„Ja, sehen Sie, man hat mit Jesus in Wahrheit doch nur etwas zu tun, wenn man ihm um den Hals fällt und in der Tiefe seiner eigenen Existenz realisiert, dass so etwas auch heute möglich ist.“ (K. Rahner, Was heißt Jesus lieben?, Freiburg 1982, S.27). Man mag erstaunt sein, dass ein Theologe und Wissenschaftler, der nicht gerade für seine Emotionalität bekannt war, die Bedeutung einer persönlichen Beziehung des heutigen Menschen zur Person Jesu Christi auf solche Art und Weise ausdrückt und ihr eine Priorität vor aller fachwissenschaftlichen Reflexion einräumt. Um allerdings das liebend-personale Verhältnis von Menschen zur Person Jesu Christi theologisch zu rechtfertigen, bedarf es für Rahner der ganzen Anstrengung theologisch-systematischen Denkens im Gespräch mit der historisch-kritischen Exegese, der Philosophie bis hin zu den Naturwissenschaften.

Im vergangenen Wintersemester haben wir bereits die ersten fünf „Gänge“ des Grundkurses im Rahmen eines Hauptseminars gelesen und besprochen.
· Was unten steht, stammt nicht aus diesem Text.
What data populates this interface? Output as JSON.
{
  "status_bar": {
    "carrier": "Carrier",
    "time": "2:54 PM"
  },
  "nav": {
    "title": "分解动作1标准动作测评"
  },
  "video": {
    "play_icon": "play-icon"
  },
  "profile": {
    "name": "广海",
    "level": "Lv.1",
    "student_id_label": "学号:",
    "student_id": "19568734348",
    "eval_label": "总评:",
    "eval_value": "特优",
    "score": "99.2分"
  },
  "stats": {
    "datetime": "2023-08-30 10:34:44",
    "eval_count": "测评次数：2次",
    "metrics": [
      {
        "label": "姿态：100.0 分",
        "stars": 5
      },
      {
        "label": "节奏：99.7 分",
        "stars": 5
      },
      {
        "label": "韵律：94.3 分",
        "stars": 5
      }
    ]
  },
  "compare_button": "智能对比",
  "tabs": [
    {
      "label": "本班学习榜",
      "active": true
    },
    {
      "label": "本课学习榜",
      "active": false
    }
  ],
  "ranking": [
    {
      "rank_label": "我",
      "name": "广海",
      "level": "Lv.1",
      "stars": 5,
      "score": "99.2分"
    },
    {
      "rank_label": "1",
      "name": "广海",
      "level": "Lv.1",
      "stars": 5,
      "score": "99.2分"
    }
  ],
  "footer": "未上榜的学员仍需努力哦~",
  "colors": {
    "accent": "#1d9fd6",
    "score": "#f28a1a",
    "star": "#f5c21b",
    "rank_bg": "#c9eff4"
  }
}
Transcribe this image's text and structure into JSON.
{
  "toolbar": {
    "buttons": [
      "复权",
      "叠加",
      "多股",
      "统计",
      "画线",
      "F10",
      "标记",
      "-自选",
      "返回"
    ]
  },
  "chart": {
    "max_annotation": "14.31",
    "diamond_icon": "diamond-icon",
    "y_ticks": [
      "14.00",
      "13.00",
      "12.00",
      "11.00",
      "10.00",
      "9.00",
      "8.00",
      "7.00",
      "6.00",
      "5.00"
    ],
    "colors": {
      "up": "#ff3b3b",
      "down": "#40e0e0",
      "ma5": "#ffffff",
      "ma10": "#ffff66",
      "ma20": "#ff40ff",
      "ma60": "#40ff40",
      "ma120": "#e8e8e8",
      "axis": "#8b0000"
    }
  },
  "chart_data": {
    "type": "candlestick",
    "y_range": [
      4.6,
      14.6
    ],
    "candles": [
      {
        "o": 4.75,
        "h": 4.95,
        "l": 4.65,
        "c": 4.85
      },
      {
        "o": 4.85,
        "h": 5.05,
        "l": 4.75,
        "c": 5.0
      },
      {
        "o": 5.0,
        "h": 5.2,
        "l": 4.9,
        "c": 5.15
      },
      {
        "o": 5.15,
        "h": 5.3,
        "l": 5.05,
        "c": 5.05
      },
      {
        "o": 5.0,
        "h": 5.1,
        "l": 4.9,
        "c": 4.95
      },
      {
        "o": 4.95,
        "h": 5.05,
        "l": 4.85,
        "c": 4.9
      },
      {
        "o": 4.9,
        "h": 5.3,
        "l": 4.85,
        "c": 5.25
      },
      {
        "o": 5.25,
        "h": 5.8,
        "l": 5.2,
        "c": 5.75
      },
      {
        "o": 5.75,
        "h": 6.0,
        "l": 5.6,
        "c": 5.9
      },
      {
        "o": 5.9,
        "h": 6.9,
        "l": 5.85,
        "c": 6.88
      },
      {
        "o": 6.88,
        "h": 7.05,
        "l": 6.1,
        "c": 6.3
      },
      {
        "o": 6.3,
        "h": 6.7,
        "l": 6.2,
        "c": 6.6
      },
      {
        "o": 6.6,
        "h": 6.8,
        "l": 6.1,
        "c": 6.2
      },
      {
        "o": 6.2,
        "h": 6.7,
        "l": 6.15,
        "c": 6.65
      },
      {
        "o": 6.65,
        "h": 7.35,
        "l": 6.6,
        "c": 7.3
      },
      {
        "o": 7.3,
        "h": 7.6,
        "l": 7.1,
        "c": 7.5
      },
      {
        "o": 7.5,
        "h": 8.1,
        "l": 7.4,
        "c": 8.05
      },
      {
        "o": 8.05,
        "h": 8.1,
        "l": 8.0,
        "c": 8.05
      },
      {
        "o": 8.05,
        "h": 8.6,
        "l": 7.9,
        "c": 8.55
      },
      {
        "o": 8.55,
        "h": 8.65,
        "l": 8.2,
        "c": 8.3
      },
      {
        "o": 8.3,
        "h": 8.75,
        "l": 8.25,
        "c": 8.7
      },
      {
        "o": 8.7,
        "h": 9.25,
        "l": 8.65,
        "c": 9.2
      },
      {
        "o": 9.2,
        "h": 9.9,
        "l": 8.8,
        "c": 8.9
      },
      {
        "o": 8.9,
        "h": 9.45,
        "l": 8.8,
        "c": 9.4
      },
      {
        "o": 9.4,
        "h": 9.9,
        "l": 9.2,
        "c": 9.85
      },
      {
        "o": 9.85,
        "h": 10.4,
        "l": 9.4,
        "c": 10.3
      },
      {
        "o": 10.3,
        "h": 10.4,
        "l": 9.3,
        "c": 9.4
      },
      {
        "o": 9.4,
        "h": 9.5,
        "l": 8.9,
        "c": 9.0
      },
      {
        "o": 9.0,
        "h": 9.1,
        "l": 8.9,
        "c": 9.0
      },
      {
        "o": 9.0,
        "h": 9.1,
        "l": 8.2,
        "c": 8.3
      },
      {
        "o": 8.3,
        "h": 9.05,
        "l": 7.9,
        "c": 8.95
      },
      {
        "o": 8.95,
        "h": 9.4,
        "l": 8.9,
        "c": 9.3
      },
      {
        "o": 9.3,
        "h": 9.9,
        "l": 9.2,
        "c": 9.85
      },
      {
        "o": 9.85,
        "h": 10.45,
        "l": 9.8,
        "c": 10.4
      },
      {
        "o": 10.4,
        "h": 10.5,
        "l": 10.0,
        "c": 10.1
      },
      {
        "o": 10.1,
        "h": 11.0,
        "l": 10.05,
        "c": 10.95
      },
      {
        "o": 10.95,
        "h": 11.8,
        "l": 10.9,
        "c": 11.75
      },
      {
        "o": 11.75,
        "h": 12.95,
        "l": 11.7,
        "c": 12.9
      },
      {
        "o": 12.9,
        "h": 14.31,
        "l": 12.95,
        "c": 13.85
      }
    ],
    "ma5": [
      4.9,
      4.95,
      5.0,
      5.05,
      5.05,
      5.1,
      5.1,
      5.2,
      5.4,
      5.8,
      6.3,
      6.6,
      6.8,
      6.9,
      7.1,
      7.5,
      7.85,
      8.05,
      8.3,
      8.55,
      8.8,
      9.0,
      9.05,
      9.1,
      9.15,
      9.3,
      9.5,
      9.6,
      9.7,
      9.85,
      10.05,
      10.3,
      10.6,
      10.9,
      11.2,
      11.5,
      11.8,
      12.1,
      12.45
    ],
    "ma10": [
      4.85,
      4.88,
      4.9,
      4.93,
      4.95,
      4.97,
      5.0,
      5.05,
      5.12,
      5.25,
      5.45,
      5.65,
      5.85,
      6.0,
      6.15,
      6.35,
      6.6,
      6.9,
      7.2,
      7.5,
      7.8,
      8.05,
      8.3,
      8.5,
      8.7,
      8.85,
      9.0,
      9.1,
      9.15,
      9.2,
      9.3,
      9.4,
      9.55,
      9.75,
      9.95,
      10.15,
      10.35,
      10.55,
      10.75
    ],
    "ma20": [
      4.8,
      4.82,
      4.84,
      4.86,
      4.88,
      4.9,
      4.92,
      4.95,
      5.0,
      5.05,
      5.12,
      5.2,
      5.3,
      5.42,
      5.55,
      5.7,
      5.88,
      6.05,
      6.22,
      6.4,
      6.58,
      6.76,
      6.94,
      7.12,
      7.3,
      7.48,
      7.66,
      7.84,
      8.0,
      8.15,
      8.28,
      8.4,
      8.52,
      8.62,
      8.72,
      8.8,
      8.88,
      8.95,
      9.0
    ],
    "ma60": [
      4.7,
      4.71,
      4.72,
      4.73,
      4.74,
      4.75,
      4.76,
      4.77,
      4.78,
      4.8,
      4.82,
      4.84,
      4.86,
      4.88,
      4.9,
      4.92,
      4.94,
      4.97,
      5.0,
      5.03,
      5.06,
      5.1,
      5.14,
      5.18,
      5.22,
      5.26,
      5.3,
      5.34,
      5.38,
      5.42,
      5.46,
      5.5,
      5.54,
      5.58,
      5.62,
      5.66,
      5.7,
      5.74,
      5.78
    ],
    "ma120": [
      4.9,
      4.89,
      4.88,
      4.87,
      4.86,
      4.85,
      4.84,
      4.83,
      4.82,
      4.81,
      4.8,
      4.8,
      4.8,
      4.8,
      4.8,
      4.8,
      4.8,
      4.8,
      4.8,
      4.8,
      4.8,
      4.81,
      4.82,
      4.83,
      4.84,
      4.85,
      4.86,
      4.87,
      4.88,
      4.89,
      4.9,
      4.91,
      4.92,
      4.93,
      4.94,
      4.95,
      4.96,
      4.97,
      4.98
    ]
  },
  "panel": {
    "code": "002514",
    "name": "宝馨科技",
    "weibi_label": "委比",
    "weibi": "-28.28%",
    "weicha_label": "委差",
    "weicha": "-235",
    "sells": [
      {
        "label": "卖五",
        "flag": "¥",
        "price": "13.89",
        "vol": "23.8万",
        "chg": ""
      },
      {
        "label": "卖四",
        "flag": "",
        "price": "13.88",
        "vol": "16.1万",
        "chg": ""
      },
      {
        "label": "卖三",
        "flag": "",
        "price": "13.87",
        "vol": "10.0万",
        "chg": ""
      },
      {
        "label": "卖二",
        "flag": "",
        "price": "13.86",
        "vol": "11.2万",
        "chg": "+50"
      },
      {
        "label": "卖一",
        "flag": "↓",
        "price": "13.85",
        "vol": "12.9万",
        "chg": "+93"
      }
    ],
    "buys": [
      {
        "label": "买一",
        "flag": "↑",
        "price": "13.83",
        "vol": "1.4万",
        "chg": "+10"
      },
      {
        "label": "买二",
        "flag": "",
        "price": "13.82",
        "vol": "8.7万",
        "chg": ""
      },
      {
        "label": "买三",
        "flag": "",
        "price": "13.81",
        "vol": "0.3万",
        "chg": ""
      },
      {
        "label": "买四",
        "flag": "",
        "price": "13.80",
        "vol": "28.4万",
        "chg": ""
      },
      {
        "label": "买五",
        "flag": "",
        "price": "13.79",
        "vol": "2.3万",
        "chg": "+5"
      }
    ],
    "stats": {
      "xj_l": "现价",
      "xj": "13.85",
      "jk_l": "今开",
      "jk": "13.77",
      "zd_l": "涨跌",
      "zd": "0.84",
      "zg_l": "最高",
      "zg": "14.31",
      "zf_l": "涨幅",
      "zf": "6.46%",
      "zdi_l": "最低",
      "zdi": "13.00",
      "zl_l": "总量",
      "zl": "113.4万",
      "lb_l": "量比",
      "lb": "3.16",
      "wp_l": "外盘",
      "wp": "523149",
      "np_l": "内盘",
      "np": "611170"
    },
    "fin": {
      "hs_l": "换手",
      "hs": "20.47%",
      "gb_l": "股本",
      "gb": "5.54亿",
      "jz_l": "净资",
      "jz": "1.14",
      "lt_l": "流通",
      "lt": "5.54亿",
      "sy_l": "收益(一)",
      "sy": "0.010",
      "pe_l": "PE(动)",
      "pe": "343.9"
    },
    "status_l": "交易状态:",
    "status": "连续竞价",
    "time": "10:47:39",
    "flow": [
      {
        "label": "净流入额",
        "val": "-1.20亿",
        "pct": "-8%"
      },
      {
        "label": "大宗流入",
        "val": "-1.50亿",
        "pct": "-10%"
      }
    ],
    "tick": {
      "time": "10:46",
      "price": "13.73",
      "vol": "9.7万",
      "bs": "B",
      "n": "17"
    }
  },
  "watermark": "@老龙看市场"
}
Dabei sind wir bis zu den ersten Seiten der Christologie Rahners gekommen. Weil unter den Studierenden ein großes Interesse vorhanden war, die Lektüre des „Grundkurses“ fortzusetzen, soll in diesem Semester insbesondere die Christologie und Ekklesiologie in Rahners Grundkurs Thema eines Hauptseminars sein. Diese Thematik kann auch im Sinne einer vertiefenden Begleitung der Vorlesungen in Christologie I und Ekklesiologie II verstanden werden. Da die Christologie und Ekklesiologie des „Grundkurses“ recht eigenständige Themen darstellen, ist eine Teilnahme möglich, auch wenn man das Seminar im vergangenen Semester nicht besucht hat. Als einleitende Lektüre seien in diesem Fall die (gut les- und verstehbaren) Seiten 78-146 in: Michael Schulz, Karl Rahner begegnen, Augsburg 1999, empfohlen.

Das Seminar möchte die Erschließung eines klassischen (anspruchsvollen!) theologischen Textes einüben. Darüber hinaus will das Seminar eine Hilfestellung leisten, Rahners Grundideen im Blick auf seine Christologie und Ekklesiologie zu erfassen. Dabei sollen auch kritische und anders akzentuierte Entwürfe mit einbezogen werden, um den Teilnehmenden zu ermöglichen, eine selbstständige Position zur Frage nach einem theologischen Verständnis der Person Jesu Christi und seiner Kirche einzunehmen.